The price of the medication has nearly tripled in the United States in the past two decades but remained relatively inexpensive in other countries. A recent Yale University study showed 14% of patients using insulin pay more than 40% of their income remaining after food and housing on the medicine.

The 2018 average price per standard insulin unit ranged from $73 up to $119 in the United States, compared with $10 per unit in Australia, Canada and the U.K., according to a Rand Corporation study.

“American families with diabetes need help,” Caitlin Donovan, spokesperson for the National Patient Advocate Foundation, told The Well News.

“We know how hard it is for them to afford their medication,” she said. “We’d love to see some relief for them.”
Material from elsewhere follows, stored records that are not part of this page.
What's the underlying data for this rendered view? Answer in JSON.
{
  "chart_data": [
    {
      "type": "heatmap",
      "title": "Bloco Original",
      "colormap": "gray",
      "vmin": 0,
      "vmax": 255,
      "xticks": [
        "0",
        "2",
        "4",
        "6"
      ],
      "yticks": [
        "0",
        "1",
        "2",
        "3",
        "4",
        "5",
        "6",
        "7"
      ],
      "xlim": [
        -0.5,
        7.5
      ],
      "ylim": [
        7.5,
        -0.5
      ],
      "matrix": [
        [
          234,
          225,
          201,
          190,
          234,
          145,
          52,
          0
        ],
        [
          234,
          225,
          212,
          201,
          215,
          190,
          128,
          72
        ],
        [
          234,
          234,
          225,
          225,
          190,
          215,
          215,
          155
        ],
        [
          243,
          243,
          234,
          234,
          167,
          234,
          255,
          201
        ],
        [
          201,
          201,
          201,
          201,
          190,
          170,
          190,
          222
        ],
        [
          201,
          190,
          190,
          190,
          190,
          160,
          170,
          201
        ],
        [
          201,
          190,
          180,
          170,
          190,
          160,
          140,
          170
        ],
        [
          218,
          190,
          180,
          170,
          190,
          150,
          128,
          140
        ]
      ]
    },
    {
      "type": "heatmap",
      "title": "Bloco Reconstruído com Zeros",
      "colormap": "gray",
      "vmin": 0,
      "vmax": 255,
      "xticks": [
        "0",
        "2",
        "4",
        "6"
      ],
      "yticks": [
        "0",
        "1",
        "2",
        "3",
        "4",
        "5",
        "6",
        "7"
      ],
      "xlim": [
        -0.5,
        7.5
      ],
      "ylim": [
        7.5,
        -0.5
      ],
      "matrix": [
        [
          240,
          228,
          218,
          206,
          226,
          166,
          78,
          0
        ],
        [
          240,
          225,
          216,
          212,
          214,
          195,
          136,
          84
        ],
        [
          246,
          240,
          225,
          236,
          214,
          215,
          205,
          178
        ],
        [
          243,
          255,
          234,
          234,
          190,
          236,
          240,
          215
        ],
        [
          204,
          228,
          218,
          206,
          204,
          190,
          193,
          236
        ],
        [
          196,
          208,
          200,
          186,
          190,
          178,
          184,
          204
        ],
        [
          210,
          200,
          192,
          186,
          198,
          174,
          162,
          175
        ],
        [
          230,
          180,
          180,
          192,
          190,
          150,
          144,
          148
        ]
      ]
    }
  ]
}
She said she knew of some cases where diabetes patients strapped for money would organize informal groups to share insulin or medical supplies when one member of the group needed it while others had a surplus. Sometimes they would meet in parking lots, she said.

Democrats made an insulin price cap a significant portion of their health care reform proposals. They could not overcome the opposition of Republicans who said it could lead to more tax increases and higher insurance rates.

Democratic California state Sen. Scott Wiener, whose father relies on insulin, wondered how many people might die from what he called “insulin rationing” before Congress controls the price.

“It’s sickening to me that almost every single GOP senator — even those with family members who rely on insulin — voted against capping its price,” said Wiener.

The House had already passed its version of the Inflation Reduction Act. It retained the insulin price cap that now has been defeated by the Senate.

Tom can be reached at tom@thewellnews.com and @TomRamstack


Updates

This post has been updated to include names of senators who broke party ranks to vote with Democrats.